Christoph Boisbouvier : Jean-Pierre Fabre bonjour

Jean-Pierre Fabre : Bonjour

Ce mercredi vous avez pris connaissance du projet de loi sur la réforme constitutionnelle, comment réagissez-vous ?

Je ne suis pas très surpris, parce que je connais nos adversaires politiques. Alors il y a deux points importants là-dedans. Il y a l’article 59 de la Constitution, la phrase « En aucun cas nul ne peut faire plus de deux mandats » a été supprimée. Ensuite, il y a le fait que, en violation de l’Accord politique global qui ne parle que de la limitation du mandat présidentiel, le projet de loi de révision constitutionnelle prétend vouloir limiter le mandat des députés. Bon maintenant il y a le retour du scrutin uninominal majoritaire à deux tours.

Alors, c’est de la provocation, une manœuvre de diversion visant à désamorcer la tension dans le pays. Il n’y a rien de sérieux là-dedans. Et ça va plutôt envenimer la situation. Ce qui n’est pas une mauvaise chose d’ailleurs. On va se remobiliser pour obtenir ce que nous voulons, le départ du chef de l’Etat.

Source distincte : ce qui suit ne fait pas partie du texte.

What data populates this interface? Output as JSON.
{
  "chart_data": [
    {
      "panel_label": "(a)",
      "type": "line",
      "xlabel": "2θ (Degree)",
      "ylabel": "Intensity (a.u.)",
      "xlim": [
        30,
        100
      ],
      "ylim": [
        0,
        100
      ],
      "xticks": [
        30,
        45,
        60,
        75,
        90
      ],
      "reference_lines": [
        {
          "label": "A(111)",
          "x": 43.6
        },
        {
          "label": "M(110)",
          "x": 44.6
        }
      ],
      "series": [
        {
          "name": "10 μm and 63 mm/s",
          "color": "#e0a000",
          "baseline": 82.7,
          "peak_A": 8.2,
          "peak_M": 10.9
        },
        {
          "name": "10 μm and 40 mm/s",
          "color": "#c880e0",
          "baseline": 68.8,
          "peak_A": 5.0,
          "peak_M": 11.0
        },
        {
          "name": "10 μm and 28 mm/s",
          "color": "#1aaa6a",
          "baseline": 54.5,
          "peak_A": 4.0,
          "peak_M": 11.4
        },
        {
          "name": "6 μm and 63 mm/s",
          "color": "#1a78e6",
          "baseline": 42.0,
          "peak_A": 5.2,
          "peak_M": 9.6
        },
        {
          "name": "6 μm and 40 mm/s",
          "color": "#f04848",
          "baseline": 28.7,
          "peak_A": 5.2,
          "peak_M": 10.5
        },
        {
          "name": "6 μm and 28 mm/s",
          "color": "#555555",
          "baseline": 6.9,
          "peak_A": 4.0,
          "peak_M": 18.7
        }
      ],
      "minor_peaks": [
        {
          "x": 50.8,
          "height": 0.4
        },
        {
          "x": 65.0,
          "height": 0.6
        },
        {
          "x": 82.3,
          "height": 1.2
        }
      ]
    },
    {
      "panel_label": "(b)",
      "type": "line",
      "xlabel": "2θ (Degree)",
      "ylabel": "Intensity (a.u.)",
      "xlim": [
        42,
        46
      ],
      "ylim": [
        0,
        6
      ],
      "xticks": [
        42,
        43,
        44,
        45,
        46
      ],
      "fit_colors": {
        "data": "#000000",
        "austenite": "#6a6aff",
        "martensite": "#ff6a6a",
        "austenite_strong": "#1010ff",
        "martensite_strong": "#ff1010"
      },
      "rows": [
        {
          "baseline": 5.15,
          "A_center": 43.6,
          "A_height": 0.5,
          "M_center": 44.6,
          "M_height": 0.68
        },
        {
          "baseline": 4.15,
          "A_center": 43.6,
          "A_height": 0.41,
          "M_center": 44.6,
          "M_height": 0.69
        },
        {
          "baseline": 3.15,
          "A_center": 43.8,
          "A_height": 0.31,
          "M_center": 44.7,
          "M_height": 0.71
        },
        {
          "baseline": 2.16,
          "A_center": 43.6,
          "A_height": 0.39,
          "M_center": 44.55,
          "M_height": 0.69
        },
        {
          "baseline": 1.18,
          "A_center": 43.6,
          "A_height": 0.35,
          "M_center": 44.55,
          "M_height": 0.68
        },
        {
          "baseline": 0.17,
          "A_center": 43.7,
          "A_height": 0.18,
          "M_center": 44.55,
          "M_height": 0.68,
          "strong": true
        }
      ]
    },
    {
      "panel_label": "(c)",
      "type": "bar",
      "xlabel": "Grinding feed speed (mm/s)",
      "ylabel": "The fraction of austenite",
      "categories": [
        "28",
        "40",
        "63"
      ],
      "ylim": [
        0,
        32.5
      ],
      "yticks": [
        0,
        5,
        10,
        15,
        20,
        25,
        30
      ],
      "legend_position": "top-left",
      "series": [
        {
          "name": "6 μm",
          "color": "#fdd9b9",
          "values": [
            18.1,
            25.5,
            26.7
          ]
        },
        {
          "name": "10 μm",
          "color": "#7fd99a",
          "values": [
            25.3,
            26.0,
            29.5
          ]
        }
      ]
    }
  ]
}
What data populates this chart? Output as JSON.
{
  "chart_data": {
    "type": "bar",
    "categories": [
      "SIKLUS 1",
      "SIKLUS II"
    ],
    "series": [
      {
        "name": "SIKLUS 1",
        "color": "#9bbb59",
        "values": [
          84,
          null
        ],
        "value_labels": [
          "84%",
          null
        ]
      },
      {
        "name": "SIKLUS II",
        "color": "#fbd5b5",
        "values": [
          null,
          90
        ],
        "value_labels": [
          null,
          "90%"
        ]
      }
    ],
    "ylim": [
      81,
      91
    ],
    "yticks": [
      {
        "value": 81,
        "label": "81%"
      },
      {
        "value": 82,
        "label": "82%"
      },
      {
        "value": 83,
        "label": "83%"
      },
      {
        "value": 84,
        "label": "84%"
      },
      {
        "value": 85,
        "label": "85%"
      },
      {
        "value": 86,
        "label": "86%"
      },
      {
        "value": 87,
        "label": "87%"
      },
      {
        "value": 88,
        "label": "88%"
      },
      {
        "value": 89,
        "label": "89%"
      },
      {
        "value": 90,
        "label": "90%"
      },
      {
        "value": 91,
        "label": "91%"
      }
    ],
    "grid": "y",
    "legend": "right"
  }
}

Mais le projet de loi ne prévoit-il pas la limitation du nombre de mandats présidentiels ?

Oui. Mais vous savez la question aujourd’hui c’est le départ du chef de l’Etat. Lorsque nous disons le retour à la Constitution de 1992, nous ajoutons aussitôt toutes les conséquences qui en découlent. Ça veut dire que le chef de l’Etat ayant déjà bouclé plus de deux mandats, il est frappé par la mesure aussitôt et il part.

Mais pourquoi ne pas avoir la patience d’attendre la fin de son mandat actuel, c’est-à-dire en mars 2020 ?

C’est que nous connaissons les ruses du pouvoir en place. Et nous ne voyons pas pourquoi nous attendrons la fin de son mandat pour se soumettre au coup de force du pouvoir en face, non, c’est encourager le refus d’exécuter les engagements pris. La modification constitutionnelle s’applique aussitôt à lui. Et dès lors que le texte est voté.

Selon le ministre de la Fonction publique, Gilbert Bawara, l’adoption de ce projet de loi en conseil des ministres la semaine dernière est un signe de bonne foi de la part du président Faure.

Ce n’est pas ce qu’indique le contenu du texte. Vous savez, on est dans un dialogue de sourds. Il dit des choses pour se maintenir au pouvoir, et nous en avons marre et nous ferons tout pour qu’il s’en aille.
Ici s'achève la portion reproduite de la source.